Court Opinion

ID: 3467945
Source: CourtListenerOpinion
Date Created: 2016-07-05 20:34:27.670621+00
Date Added: 2024-06-11T14:08:03.843745
License: Public Domain

The decision rendered in this case was based entirely upon the prescription of ten years acquirendi causa, under article 3478 of the Civil Code, as amended by Act 64 of 1924, p. 91. It was so stated in the opinion rendered in the case.

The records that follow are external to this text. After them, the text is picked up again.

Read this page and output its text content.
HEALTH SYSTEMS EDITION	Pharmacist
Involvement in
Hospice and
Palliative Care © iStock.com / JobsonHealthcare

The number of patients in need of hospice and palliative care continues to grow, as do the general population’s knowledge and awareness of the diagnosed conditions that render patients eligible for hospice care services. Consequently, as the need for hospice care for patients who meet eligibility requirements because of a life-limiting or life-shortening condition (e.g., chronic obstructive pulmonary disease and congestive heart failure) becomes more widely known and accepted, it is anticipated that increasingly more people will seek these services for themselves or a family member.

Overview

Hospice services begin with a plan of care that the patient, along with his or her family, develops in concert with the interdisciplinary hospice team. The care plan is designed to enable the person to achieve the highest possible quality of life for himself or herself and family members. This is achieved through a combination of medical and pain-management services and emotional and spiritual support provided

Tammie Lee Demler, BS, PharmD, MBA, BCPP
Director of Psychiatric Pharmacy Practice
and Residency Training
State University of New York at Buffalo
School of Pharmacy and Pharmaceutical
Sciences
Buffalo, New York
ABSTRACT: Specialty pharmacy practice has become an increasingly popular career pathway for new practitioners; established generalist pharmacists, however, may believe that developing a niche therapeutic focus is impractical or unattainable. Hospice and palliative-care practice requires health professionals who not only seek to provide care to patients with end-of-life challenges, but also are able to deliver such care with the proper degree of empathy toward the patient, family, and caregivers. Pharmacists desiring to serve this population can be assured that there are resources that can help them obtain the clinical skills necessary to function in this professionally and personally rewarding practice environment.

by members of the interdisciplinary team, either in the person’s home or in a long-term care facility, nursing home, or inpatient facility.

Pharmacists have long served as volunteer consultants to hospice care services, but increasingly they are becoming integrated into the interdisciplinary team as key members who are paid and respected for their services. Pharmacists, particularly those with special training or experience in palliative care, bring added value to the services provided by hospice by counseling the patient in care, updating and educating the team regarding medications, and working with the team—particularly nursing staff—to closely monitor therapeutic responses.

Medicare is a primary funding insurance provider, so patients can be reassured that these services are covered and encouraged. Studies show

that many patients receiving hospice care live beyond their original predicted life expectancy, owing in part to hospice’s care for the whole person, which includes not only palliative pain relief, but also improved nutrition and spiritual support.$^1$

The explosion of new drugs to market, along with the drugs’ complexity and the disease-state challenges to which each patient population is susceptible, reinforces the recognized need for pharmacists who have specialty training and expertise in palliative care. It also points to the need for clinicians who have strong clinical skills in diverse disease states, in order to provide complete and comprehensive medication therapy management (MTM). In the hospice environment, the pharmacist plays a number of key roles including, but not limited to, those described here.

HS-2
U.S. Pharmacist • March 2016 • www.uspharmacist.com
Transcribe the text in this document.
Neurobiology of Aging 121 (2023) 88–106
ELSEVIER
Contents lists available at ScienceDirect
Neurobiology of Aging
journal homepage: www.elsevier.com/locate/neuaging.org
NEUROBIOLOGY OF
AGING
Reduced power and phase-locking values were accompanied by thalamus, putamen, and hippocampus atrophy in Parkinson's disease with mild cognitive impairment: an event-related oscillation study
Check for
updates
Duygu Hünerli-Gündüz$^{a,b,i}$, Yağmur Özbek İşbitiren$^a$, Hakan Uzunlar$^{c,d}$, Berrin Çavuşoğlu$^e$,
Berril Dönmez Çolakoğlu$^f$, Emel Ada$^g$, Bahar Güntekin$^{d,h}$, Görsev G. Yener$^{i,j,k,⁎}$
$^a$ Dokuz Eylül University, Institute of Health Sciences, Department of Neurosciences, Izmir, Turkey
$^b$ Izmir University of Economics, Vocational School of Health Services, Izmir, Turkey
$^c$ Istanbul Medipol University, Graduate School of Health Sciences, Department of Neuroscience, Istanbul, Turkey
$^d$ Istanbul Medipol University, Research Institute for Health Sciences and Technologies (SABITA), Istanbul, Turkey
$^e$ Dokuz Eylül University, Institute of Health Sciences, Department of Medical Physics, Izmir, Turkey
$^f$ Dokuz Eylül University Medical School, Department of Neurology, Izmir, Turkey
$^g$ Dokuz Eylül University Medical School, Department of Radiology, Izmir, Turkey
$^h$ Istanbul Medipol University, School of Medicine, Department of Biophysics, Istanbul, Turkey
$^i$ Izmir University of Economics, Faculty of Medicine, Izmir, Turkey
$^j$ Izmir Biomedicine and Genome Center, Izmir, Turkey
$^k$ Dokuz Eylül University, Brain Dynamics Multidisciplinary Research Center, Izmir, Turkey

The statement in the opinion that there was nothing in article 801, 802, or 803, or elsewhere in the Civil Code, to support the proposition that the minority of one of several co-owners of the oil and gas rights in the land of another person had the effect of suspending the prescription liberandi causa, for nonuse, as to all of the co-owners of the oil and gas rights, had nothing to do with the decision of the case and is not to be regarded as authority. It is argued with much force in the brief for the appellants that articles 801, 802, and 803 of the Civil Code are only declaratory *Page 786 
of a general principle, which may be applied as well to a personal as to a predial servitude; as to which it is not necessary for the court to express an opinion in this case.
With this explanation, and for the further reasons given in the opinion handed down to-day in Sample v. Whitaker, post, p. 949, 132 So. 511, the application for a rehearing is refused.